By Jon Delano

BEAVER COUNTY (KDKA) — Unknown to some key county officials, pension funds from both Allegheny County and Beaver County were invested in a newly formed medical marijuana company that applied for — but did not win — any Pennsylvania licenses to grow, process, or dispense medical cannabis.

“It’s madness,” Beaver County Commission chair Sandie Egley told KDKA money editor Jon Delano on Tuesday.

Egley, who also chairs the county’s pension board, says she was shocked to learn that at least a quarter million dollars of Beaver pension funds were funneled into a company called Penn Alt Organics by Pittsburgh venture capital group iNetworks Opportunity Fund.

Delano: “Would you have approved of that?”
Egley: “Absolutely not.”
Delano: “Do you think it’s risky business?”
Egley: “It is very risky business.”

It’s one thing for investors to knowingly invest their own money in something as speculative as medical marijuana.
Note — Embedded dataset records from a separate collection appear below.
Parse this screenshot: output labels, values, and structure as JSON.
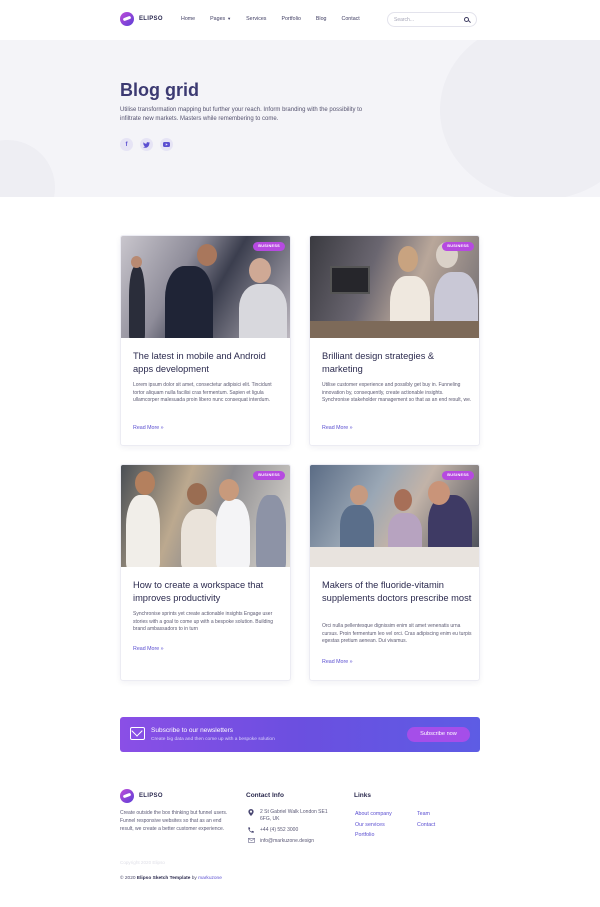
{
  "brand": {
    "name": "ELIPSO"
  },
  "nav": {
    "items": [
      "Home",
      "Pages",
      "Services",
      "Portfolio",
      "Blog",
      "Contact"
    ]
  },
  "search": {
    "placeholder": "Search..."
  },
  "hero": {
    "title": "Blog grid",
    "text": "Utilise transformation mapping but further your reach. Inform branding with the possibility to infiltrate new markets. Masters while remembering to come.",
    "socials": [
      "facebook-icon",
      "twitter-icon",
      "youtube-icon"
    ]
  },
  "posts": [
    {
      "badge": "BUSINESS",
      "title": "The latest in mobile and Android apps development",
      "excerpt": "Lorem ipsum dolor sit amet, consectetur adipisici elit. Tincidunt tortor aliquam nulla facilisi cras fermentum. Sapien et ligula ullamcorper malesuada proin libero nunc consequat interdum.",
      "more": "Read More »"
    },
    {
      "badge": "BUSINESS",
      "title": "Brilliant design strategies & marketing",
      "excerpt": "Utilise customer experience and possibly get buy in. Funneling innovation by, consequently, create actionable insights. Synchronise stakeholder management so that as an end result, we.",
      "more": "Read More »"
    },
    {
      "badge": "BUSINESS",
      "title": "How to create a workspace that improves productivity",
      "excerpt": "Synchronise sprints yet create actionable insights Engage user stories with a goal to come up with a bespoke solution. Building brand ambassadors to in turn",
      "more": "Read More »"
    },
    {
      "badge": "BUSINESS",
      "title": "Makers of the fluoride-vitamin supplements doctors prescribe most",
      "excerpt": "Orci nulla pellentesque dignissim enim sit amet venenatis urna cursus. Proin fermentum leo vel orci. Cras adipiscing enim eu turpis egestas pretium aenean. Dui vivamus.",
      "more": "Read More »"
    }
  ],
  "newsletter": {
    "title": "Subscribe to our newsletters",
    "subtitle": "Create big data and then come up with a bespoke solution",
    "button": "Subscribe now"
  },
  "footer": {
    "about": "Create outside the box thinking but funnel users. Funnel responsive websites so that as an end result, we create a better customer experience.",
    "contact_heading": "Contact Info",
    "address_line1": "2 St Gabriel Walk London SE1",
    "address_line2": "6FG, UK",
    "phone": "+44 (4) 552 3000",
    "email": "info@markuzone.design",
    "links_heading": "Links",
    "links_col1": [
      "About company",
      "Our services",
      "Portfolio"
    ],
    "links_col2": [
      "Team",
      "Contact"
    ],
    "faint_text": "Copyright 2020 Elipso",
    "copyright_year": "© 2020",
    "copyright_name": "Elipso Sketch Template",
    "copyright_by": "by",
    "copyright_author": "markuzone"
  },
  "colors": {
    "accent": "#5b4fd1",
    "badge": "#b64ae0",
    "title": "#3c3a72"
  }
}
But to use the retirement dollars of county employees without their knowledge or even the knowledge of county officials is, to many, very troublesome.

iNetworks apparently joined with others to create Penn Alt Organics, with the senior managing director of iNetworks — Anthony Tomasello — also serving as chief financial officer of Penn Alt Organics.

Tomasello did not return phone calls.

The Beaver County Pension Board invested $8 million in iNetworks, while sources tell KDKA that the Allegheny County Retirement Board also invested $4 million in iNetworks although it’s unclear how much of that ended up in the marijuana project.

The whole process leaves lots of unanswered questions, says Egley, including whether any pension dollars were lost.

“I will be asking many questions. I have calls in to a lot of people. I’m trying to get to the bottom of it. Our employees deserve answers,” she says.